Yolanda Villalvazo
She’s using her own experiences to help women, migrants
Yolanda Villalvazo’s background and her Hispanic descent drew her attention toward migrant communities.
“I was brought up in a home where health care was really lacking. I know how hard it is to show up in a clinic and to not get services,” the University of Iowa medical student said. “Now that I can interpret, I can use some of the things I am taught in school.”
Villalvazo, 31, volunteers for a variety of health care related community organizations while she attends school. Those include Proteus, a nonprofit that assists migrant and seasonal farm workers; Carver College of Medicine Mobile Clinic, a student-run, moving health care treatment and education project; the Crisis Center; and leader of the Community Health Outreach course.
“One of the things that really draws me to volunteering is because they work with underserved people here in the community,” Villalvazo said.
She uses her bilingual capabilities to reach, through these organizations, some of the people who need help the most.
“We go from campsite to campsite around Iowa and do clinics after work hours,” Villalvazo said of traveling to serve migrant communities through Proteus. “We do basic physical exams for the workers.”

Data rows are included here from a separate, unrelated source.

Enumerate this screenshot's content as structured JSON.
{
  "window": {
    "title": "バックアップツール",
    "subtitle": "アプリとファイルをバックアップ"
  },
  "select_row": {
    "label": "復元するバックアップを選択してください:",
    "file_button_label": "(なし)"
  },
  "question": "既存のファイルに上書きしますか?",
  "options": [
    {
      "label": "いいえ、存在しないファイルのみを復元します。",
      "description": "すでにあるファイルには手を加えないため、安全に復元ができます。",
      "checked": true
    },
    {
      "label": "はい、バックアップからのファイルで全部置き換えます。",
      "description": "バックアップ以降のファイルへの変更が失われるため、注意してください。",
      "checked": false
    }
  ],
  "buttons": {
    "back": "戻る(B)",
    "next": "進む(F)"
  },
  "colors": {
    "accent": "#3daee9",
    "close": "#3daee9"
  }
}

“I liked it so much I decide to do it again.”
Villalvazo also focuses her efforts toward helping women.
Last summer, she got a stipend for necessary equipment and material to teach women about breast and cervical cancer through Proteus and the Mobile Clinic.
As a medical student scheduled to graduate in 2009, she still is deciding whether she wants a career in pediatrics, internal medicine or family medicine.
Villalvazo does know that whatever she does, she wants to continue to apply it to the real world.
“(Volunteering) is one of the things that actually keeps me focused with respect to my career goals,” she said. “It’s what keeps me grounded. Because any time I go out, it gives me a sense of this is why I go to school.
“One day I can go out and serve this community.”